And despite knowing this India has its full support behind BAL. Instead of respecting the BD's peoples choice and working with the democratic government, India's firm stance as regional power behind the entity that stripped the peoples of Bangladesh of their most fundamental right of free and fair election has created a huge problem. But anyway, this is not the the thread to discuss it.
Countries have various interests. Autocracy is secondary or tertiary concern if a concern at all (since the non-autocrat, pluralist principles apply to your own country, not others, the constitution applies to your nationstate, not others).
Take the US cultivated approach to PRC in the 2nd half of cold war and post cold war era....especially given the greater strength of principled institutions the US has crafted and set in within its country compared to India where these have faced serious fits and starts, pressures, attritions and reversals relative to their course......and how these obviously contrast to the PRC ones (especially in sustained praxis, back then and now) yet proving no impediment or obstacle for the US to bridge in its interests as it sees and learns from as it chooses to.

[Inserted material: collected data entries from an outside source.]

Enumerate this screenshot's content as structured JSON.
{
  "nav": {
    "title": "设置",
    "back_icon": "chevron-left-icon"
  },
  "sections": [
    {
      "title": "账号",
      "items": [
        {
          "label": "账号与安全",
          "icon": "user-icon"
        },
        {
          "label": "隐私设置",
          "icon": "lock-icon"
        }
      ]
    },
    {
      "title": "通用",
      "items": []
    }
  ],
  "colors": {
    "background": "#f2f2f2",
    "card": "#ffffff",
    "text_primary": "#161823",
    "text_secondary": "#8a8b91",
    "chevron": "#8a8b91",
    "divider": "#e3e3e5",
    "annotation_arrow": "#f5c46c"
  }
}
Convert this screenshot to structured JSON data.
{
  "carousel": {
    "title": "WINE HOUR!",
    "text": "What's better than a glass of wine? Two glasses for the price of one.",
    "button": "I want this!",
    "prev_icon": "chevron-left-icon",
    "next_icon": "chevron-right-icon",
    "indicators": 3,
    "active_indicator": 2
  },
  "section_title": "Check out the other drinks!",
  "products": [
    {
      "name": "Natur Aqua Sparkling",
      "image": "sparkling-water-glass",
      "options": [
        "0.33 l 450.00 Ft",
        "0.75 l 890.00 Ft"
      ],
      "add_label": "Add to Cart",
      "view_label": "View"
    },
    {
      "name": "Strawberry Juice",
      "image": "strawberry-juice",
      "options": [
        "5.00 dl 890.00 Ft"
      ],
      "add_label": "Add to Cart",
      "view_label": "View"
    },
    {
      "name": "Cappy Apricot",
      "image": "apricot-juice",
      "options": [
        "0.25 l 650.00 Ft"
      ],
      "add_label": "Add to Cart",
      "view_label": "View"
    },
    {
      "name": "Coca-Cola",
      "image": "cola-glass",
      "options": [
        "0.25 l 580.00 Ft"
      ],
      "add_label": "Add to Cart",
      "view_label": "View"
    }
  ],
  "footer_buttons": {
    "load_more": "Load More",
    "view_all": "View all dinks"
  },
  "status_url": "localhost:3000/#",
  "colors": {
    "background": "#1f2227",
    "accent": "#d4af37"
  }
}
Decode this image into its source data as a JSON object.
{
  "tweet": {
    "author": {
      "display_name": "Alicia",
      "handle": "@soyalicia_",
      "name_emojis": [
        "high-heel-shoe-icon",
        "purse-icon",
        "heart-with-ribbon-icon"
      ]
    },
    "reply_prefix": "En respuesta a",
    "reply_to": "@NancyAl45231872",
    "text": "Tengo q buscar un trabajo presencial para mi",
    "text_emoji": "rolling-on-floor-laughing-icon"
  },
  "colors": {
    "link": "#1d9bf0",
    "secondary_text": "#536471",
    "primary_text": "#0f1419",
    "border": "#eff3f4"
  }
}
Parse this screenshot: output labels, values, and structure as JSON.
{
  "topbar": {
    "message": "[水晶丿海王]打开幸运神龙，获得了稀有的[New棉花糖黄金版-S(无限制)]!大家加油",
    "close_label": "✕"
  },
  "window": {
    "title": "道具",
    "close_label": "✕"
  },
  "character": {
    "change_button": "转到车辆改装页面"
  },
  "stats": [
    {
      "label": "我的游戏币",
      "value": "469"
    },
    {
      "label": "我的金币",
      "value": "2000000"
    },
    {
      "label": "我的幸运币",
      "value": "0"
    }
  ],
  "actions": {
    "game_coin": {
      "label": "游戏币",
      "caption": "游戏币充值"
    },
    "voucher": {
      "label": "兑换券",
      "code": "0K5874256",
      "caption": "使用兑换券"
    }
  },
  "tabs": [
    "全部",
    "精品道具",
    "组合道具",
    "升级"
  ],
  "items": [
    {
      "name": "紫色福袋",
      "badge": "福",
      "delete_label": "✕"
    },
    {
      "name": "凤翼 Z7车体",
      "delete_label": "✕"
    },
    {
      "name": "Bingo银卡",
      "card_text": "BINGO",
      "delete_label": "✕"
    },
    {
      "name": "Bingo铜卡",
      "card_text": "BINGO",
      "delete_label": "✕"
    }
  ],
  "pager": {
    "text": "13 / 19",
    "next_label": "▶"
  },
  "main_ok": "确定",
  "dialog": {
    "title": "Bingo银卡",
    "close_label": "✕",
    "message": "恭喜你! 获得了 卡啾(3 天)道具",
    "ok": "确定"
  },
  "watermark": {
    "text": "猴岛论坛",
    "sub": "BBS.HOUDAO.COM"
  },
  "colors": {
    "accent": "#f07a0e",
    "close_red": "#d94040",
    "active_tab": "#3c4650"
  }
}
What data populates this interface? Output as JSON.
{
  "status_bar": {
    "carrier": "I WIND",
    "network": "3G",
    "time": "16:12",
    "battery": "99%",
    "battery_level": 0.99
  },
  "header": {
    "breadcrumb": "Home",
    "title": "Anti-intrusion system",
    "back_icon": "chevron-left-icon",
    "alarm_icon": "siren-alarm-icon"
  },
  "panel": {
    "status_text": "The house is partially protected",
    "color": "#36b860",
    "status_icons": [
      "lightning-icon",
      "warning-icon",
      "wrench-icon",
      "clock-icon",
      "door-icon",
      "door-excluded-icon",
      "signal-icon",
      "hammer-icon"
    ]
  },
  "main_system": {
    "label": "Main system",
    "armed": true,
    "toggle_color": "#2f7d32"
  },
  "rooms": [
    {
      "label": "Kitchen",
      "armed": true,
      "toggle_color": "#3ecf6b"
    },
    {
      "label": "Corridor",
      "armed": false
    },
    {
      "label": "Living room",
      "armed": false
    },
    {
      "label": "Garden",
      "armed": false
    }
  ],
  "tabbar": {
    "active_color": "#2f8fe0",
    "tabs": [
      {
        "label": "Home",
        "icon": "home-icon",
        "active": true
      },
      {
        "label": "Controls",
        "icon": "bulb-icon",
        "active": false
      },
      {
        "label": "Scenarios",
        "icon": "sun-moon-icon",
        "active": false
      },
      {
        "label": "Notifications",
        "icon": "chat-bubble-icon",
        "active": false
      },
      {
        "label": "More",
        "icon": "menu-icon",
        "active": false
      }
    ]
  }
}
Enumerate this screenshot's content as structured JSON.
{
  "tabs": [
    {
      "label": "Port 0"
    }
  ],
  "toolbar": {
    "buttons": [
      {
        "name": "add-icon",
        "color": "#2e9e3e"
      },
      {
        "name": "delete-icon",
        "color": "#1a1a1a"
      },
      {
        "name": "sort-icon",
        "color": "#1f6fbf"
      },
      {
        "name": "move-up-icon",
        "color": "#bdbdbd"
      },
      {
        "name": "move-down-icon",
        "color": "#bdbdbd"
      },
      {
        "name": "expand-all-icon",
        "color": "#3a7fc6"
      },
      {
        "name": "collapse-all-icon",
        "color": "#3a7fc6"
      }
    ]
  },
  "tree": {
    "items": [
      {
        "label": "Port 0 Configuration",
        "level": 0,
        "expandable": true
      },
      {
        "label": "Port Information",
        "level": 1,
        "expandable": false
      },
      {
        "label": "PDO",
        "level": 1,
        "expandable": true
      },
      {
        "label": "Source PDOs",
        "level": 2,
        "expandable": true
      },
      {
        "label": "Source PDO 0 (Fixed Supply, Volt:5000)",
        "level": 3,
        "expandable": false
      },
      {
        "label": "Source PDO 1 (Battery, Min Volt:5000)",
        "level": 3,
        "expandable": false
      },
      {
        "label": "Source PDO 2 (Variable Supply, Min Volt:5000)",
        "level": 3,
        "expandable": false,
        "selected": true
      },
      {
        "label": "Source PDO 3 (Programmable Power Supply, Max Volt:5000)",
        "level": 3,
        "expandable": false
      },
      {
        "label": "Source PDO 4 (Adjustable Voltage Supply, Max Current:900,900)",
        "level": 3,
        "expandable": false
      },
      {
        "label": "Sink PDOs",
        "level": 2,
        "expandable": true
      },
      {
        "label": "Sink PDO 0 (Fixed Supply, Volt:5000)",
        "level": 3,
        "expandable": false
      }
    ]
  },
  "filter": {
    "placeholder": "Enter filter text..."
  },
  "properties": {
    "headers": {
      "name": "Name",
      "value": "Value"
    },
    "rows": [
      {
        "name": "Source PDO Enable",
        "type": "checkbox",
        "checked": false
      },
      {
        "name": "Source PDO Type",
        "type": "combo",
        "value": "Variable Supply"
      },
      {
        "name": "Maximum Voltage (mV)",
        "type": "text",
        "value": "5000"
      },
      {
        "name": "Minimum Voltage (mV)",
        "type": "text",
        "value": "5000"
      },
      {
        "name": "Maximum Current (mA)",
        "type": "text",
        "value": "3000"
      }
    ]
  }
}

India's interests have always aligned with the BAL (another thing that differed intensely between more autocrat Indira Gandhi and the
internally pluralist-principled USA at the critical juncture for the Bangladeshi people)...as the other options BD have thrown up since are way worse to India.
How BD works upon addressing this is for BD to do....and also from learning from any consequences those bring up. Its a large entity, 2xturkiye or 2xiran population, so theres obviously a large enough presence of good, tough, morally sound people in it (with a job to do if they set their minds and purpose to it), like anywhere else in world.....so I personally have gotten desensitized to the victimhood narrative that has surfaced at times. I dont like excessive victimhood narratives in general, theres are really bad ones that have taken shape in India too....it intersects with cowardliness, laziness and incompetence of people with privilege and idle time and often sufficiently loose morals.
Egyptian friends of mine (all 3 of them) are pro-Sisi for a reason too, they absolutely DESPISE the "muslim brotherhood"...as simply they subvert the core principles altogether while feigning democratic ideals using an extreme identitarian populist ruse again harnessing victimhood, other conspiracies and much else.
If the military autocrat is what is required to hold more of the principles together so an actual democracy can form later (within the scope for what democracy is for), so be it. Society needs reform in interim till it understands this collectively. That is their summary. These are principled secular nationalist folks in the end....its why I am friends with them in first place.
BD has much of this going on as well. Lot of Bangladeshi friends I trust have described it in various ways over time.